Conclusion: This case addresses the clear mandate that treatment must be performed by a duly licensed medical practitioner in order to be paid by Employer. We should all look at medical treatment carefully to ensure that it is being provided by a licensed medical practitioner.

Bureau of Workers' Compensation v. WCAB (US Food Services), 2011 C.D. 2006 (Filed August 22, 2007

Issue: Whether entering into a compromise & release agreement resolving all past, present and future liability renders a decision on a pending termination petition moot, thereby prohibiting Supersedeas Fund reimbursement?

Answer: Where a compromise and release agreement has been approved that resolves all past, present and future liability, an Employer cannot use a subsequent favorable termination petition ruling for Supersedeas Fund reimbursement.

Analysis: Claimant was injured while in the course of his employment with Employer on August 30, 2001 for which Claimant received weekly compensation benefits. Employer filed a Termination Petition averring that Claimant had fully recovered as of January 7, 2003 and requesting supersedeas pending the litigation. The WCJ denied supersedeas on December 21, 2004.

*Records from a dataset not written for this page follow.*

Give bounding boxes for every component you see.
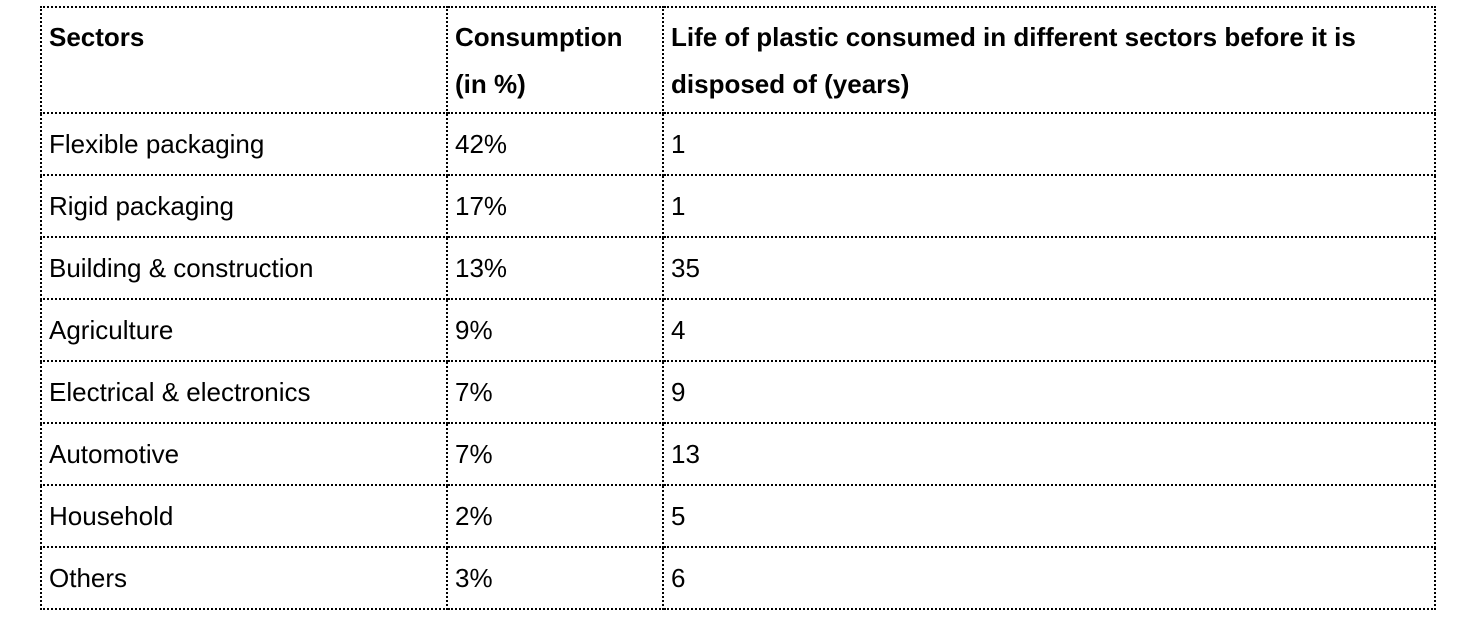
header-life-years: Life of plastic consumed in different se… xyxy=(662,6,1436,114)
sector-plastic-table: Sectors Consumption (in %) Life of plast… xyxy=(40,6,1436,610)
sector-cell: Agriculture xyxy=(40,298,448,362)
life-years-cell: 1 xyxy=(662,174,1436,238)
life-years-cell: 1 xyxy=(662,112,1436,176)
sector-cell: Household xyxy=(40,484,448,548)
sector-cell: Rigid packaging xyxy=(40,174,448,238)
table-row: Electrical & electronics 7% 9 xyxy=(40,360,1436,424)
table-row: Agriculture 9% 4 xyxy=(40,298,1436,362)
header-row: Sectors Consumption (in %) Life of plast… xyxy=(40,6,1436,114)
header-sectors: Sectors xyxy=(40,6,448,114)
sector-cell: Flexible packaging xyxy=(40,112,448,176)
table-row: Building & construction 13% 35 xyxy=(40,236,1436,300)
sector-cell: Building & construction xyxy=(40,236,448,300)
life-years-cell: 6 xyxy=(662,546,1436,610)
consumption-cell: 3% xyxy=(446,546,664,610)
consumption-cell: 2% xyxy=(446,484,664,548)
table-row: Household 2% 5 xyxy=(40,484,1436,548)
table-row: Automotive 7% 13 xyxy=(40,422,1436,486)
consumption-cell: 9% xyxy=(446,298,664,362)
consumption-cell: 7% xyxy=(446,422,664,486)
consumption-cell: 7% xyxy=(446,360,664,424)
life-years-cell: 4 xyxy=(662,298,1436,362)
life-years-cell: 13 xyxy=(662,422,1436,486)
consumption-cell: 17% xyxy=(446,174,664,238)
consumption-cell: 42% xyxy=(446,112,664,176)
table-header: Sectors Consumption (in %) Life of plast… xyxy=(40,6,1436,114)
life-years-cell: 35 xyxy=(662,236,1436,300)
sector-cell: Automotive xyxy=(40,422,448,486)
table-body: Flexible packaging 42% 1 Rigid packaging… xyxy=(40,112,1436,610)
sector-cell: Others xyxy=(40,546,448,610)
table-row: Others 3% 6 xyxy=(40,546,1436,610)
life-years-cell: 9 xyxy=(662,360,1436,424)
header-consumption: Consumption (in %) xyxy=(446,6,664,114)
table-row: Flexible packaging 42% 1 xyxy=(40,112,1436,176)
table-row: Rigid packaging 17% 1 xyxy=(40,174,1436,238)
life-years-cell: 5 xyxy=(662,484,1436,548)
consumption-cell: 13% xyxy=(446,236,664,300)
sector-cell: Electrical & electronics xyxy=(40,360,448,424)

While the Termination Petition was pending the parties entered into a Compromise and Release Agreement to "fully and completely" satisfy employer/carrier's liability which was approved via Order of the WCJ. The Employer left the Termination Petition open and the WCJ granted the Employer's Petition. Employer then filed an application for Supersedeas Fund reimbursement from the date of the filing of the Termination Petition up to the date of the date of the order granting the termination. The Bureau contested Employer's supersedeas fund entitlement, but a second WCJ granted Employer's Application for supersedeas reimbursement.

The WCAB affirmed the grant of Employer's application and the Bureau appealed arguing that the terms of the Compromise and Release Agreement rendered the Termination Petition moot.

In reversing the WCAB, the Court found Employer did not meet the requirements for Supersedeas Fund reimbursement as the Compromise and Release, not the Termination, served as the final resolution of this claim. Because the Compromise and Release Agreement was a full and complete settlement of the claim, there was no final outcome determining that compensation was not, in fact, payable for Supersedeas Fund reimbursement. Unlike the cases cited by Employer, there was nothing in the Compromise and Release language that provided for the Termination Petition to remain open.

Conclusion: If parties entering into a compromise and release agreement intend to preserve possible future litigation issues or petitions, those must be documented in the agreement. Broad language indicating settlement of all past, present and future rights will render everything else moot and must be avoided if future relief is sought. We have successfully preserved our clients' rights for supersedeas fund reimbursement in this context by using language which specifically states that the compromise and release only applies to future benefits and the litigation regarding the existing petition is not affected by the compromise and release of future benefits.